Goetz ThI, Herzberger F, Tome AM, Hensel B and Lang EW
Background: High dose rate brachytherapy (HDR-BT) of female breast cancer patients relies on electromagnetic tracking (EMT) for localizing the prescribed dwell positions of the radiation source. A collection of machine learning techniques like Particle Filtering (PF), Singular Spectrum Analysis (SSA), Ensemble and Multivariate Empirical Mode Decomposition (EEMD/MEMD) represent powerful signal processing techniques and are employed in this study to achieve this goal. Information-theoretic similarity measures allow comparing extracted signal components for artifact identification and elimination.
New toolbox: We present a new toolbox, called EMTLAB, which is designed as an extensible toolbox for electromagnetic tracking data analysis. It contains all machine learning techniques mentioned above and is written in MATLAB®.

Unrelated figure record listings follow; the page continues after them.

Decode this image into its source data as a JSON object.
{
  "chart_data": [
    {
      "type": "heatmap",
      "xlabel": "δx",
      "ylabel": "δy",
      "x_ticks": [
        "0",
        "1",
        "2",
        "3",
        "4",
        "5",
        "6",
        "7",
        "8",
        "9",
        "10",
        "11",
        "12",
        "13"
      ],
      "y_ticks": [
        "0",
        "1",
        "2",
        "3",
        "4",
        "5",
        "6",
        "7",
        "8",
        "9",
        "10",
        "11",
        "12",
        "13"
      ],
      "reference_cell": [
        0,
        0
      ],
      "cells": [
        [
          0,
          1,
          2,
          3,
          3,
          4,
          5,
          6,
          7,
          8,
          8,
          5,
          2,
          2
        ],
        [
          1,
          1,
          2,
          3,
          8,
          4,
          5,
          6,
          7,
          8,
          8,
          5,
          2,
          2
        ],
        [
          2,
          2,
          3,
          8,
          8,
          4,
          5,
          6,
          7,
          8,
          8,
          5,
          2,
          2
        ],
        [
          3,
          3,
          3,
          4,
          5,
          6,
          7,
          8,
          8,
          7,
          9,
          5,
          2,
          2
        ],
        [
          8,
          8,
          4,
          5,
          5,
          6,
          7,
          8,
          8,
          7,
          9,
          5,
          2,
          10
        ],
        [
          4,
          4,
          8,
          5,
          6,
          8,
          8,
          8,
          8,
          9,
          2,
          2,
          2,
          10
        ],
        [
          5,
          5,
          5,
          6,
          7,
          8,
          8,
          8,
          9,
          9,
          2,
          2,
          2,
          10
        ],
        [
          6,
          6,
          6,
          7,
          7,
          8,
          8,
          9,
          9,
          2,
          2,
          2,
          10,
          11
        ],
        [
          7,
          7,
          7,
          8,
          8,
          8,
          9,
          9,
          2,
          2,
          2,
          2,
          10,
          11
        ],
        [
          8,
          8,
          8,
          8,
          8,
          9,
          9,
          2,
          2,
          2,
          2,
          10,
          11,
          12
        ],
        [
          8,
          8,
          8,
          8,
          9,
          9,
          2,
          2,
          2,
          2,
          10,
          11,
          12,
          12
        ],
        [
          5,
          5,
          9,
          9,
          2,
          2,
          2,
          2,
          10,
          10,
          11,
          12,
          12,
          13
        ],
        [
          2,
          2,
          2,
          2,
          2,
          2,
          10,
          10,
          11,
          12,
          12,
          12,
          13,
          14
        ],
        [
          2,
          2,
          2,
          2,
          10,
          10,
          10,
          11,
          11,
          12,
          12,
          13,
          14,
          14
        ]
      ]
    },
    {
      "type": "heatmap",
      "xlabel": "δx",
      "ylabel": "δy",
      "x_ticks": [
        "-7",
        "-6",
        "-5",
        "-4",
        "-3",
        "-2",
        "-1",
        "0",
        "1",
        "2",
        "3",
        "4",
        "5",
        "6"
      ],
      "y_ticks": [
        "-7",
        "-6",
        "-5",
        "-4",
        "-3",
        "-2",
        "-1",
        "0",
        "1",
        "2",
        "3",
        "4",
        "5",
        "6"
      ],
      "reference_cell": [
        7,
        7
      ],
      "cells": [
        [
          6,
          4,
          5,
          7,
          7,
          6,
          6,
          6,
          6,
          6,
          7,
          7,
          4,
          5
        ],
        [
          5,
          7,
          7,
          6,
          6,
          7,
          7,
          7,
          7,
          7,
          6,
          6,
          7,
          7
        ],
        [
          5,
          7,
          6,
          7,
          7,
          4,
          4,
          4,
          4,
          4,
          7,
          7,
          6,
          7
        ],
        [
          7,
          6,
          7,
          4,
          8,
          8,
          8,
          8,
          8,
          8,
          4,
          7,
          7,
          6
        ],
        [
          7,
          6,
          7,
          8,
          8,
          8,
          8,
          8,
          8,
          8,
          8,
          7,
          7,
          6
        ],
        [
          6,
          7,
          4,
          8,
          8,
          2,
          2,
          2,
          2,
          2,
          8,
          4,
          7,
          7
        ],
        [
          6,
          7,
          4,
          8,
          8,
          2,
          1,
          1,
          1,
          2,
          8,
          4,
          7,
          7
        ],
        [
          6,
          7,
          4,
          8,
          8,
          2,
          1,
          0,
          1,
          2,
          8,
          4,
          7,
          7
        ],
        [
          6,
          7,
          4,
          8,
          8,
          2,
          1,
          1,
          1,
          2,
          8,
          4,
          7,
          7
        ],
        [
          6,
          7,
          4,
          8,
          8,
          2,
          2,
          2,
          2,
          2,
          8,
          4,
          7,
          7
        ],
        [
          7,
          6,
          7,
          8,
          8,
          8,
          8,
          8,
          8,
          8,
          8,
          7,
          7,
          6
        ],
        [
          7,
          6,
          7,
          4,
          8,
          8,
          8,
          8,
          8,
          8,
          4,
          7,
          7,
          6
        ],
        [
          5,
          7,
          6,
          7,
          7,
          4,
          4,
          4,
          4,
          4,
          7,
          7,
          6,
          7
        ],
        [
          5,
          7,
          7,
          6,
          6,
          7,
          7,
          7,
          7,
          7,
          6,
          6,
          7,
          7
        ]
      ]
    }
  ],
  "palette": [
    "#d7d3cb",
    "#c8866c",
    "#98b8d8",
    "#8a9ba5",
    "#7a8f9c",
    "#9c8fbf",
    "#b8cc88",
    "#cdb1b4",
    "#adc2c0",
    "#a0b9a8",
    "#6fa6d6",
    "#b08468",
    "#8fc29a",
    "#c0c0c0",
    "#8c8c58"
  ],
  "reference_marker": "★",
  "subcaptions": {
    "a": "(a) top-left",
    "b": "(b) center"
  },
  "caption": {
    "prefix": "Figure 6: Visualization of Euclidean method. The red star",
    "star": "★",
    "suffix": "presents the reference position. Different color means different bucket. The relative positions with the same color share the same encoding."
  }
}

Results: EMTLAB offers the practitioner a convenient way to easily and efficiently perform particle filtering, signal decomposition and manual or automatic artifact removal with an SSA, an EEMD or MEMD in combination with three similarity measures: Pearson correlation, Jensen-Shannon divergence or Kull back-Leibler divergence. As demonstrated with illustrative examples, EMTLAB offers a complete and almost fully automatic signal processing chain for an analysis of EMT data sets collected during a HDR-BT. In addition, EMTLAB represents a user-friendly graphical user interface (GUI), which also provides convenient means to visualize the results in illustrative graphs. A number of screen shots helps in understanding the functioning of the signal processing chain and the use of the GUI.
Conclusion: EMTLAB is a reliable, efficient and automated solution for processing and analyzing EMT sensor data from a HDR-BT, while employing different physical models of system dynamics. This sensor tracking by particle filtering allows to adapt the analysis to different dynamical models and the SSA and EMD algorithms provide an easy means to remove from the data artifacts stemming from breathing modes or measurement device malfunctioning.